Шелковникову вдруг дико захотелось выйти к ней, сказать что-то вроде «Лиля, услышав от современной юницы две поговорки кряду и трогательную молитву о чуде, я обнаружил в себе залежи отеческой любви к тебе» – и увидеть реакцию. Но хулиганить он поостерегся. Вспомнил, что секретарша безоглядно кокетничала с ним, а затем неожиданно стала вести себя как школьница с учителем – хлопать глазами и приоткрывать рот, когда он давал ей какое-то задание, спрашивать, правильно ли она его выполнила. Даже одеваться начала в некое подобие ученической формы. «Бедная девочка, – бесчувственно подумал Эдуард. – Сумасшедшая алкоголичка. Надо немедленно ее уволить. Или перевести к молодым дизайнерам, они ей живо проветрят мозги. Нет, но какова стерва – обвинять мою Машеньку в хамстве, называть Машкой! Изучила бы свое отражение в зеркале, прежде чем пытаться соблазнять «шикарного мужчину». Проверила бы IQ перед решением изображать дочку «умнейшего».

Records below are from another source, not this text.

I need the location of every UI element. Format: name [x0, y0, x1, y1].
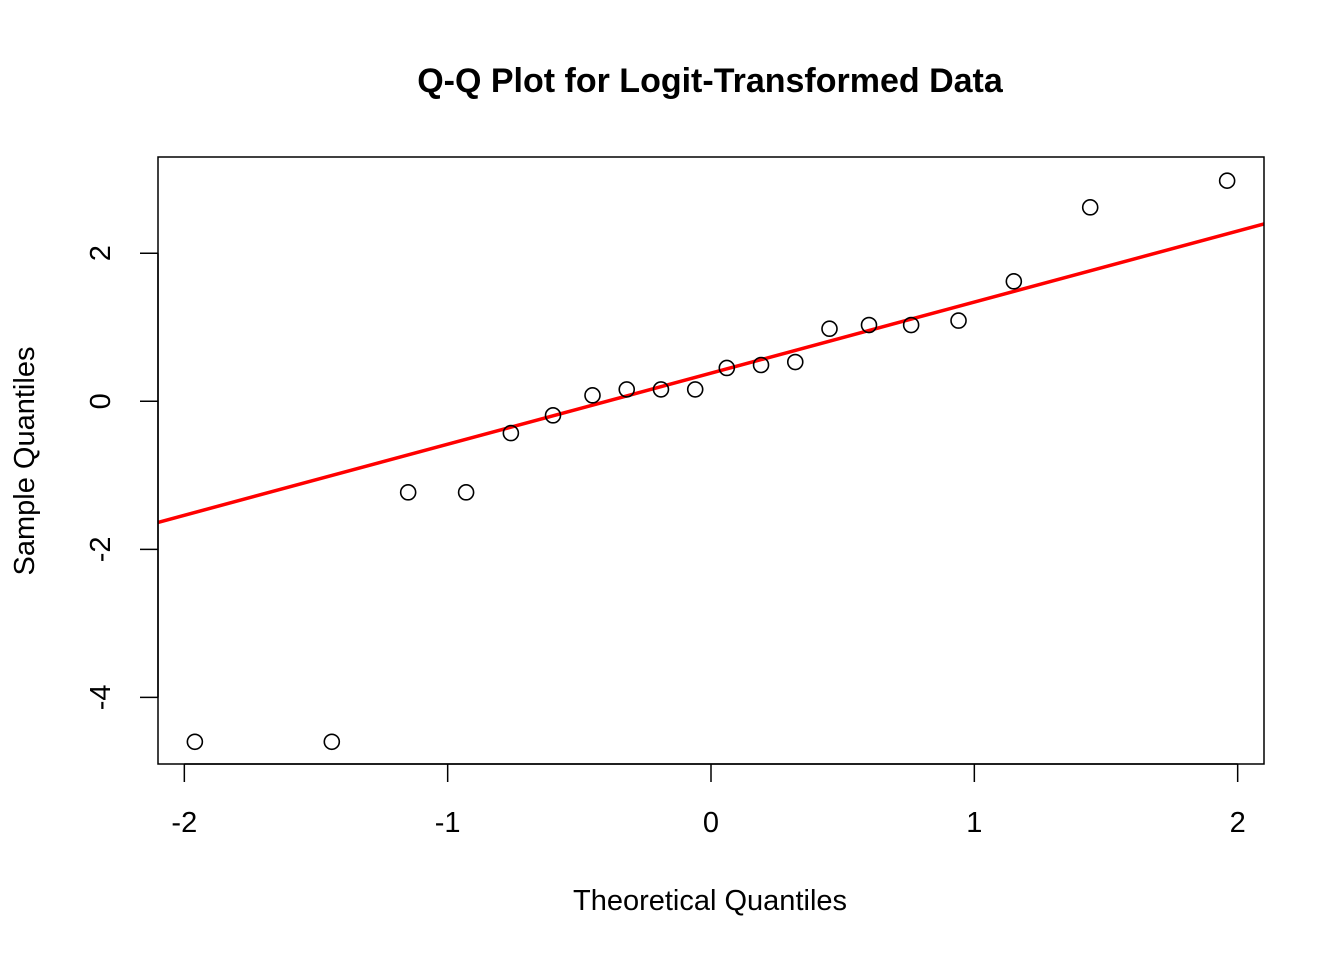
data-point: [1218, 172, 1236, 189]
x-axis: -2 -1 0 1 2: [171, 763, 1246, 839]
data-point: [950, 312, 967, 329]
data-point: [1005, 273, 1023, 290]
data-point: [584, 387, 601, 404]
data-point: [618, 381, 636, 398]
data-point: [902, 316, 920, 334]
data-point: [686, 381, 704, 398]
data-point: [786, 353, 804, 371]
y-axis: -4 -2 0 2: [85, 245, 159, 710]
data-point: [860, 316, 878, 334]
data-point: [186, 733, 204, 751]
y-tick-label: 2: [85, 245, 117, 261]
x-tick-label: 2: [1230, 807, 1246, 839]
x-tick-label: 1: [966, 807, 982, 839]
data-point: [323, 733, 341, 751]
y-tick-label: -2: [85, 536, 117, 562]
data-point: [718, 359, 736, 377]
qq-reference-line: [158, 222, 1264, 525]
data-point: [652, 381, 670, 398]
x-tick-label: -2: [171, 807, 197, 839]
data-point: [502, 424, 520, 442]
plot-frame: [157, 156, 1265, 765]
x-axis-label: Theoretical Quantiles: [573, 885, 847, 917]
data-point: [752, 356, 770, 374]
x-tick-label: 0: [703, 807, 719, 839]
y-axis-label: Sample Quantiles: [9, 347, 41, 576]
data-point: [457, 484, 475, 501]
chart-title: Q-Q Plot for Logit-Transformed Data: [417, 62, 1004, 100]
data-point: [821, 320, 838, 338]
data-point: [1081, 199, 1099, 216]
plot-area: [158, 172, 1264, 751]
y-tick-label: -4: [85, 684, 117, 710]
data-point: [399, 484, 417, 501]
data-point: [544, 407, 562, 424]
y-tick-label: 0: [85, 393, 117, 409]
x-tick-label: -1: [435, 807, 461, 839]
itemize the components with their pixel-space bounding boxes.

Он уже давно отошел от смотровой щели и восседал за компьютером с гневным лицом. Прошло минут десять, и из приемной раздалось тихое фальшивое пение о любви и разлуке – голодную страдалицу Лилю развезло от пятидесяти граммов качественного алкоголя. Эдуард невольно улыбнулся, легко поднялся и бесшумно закрыл дверь.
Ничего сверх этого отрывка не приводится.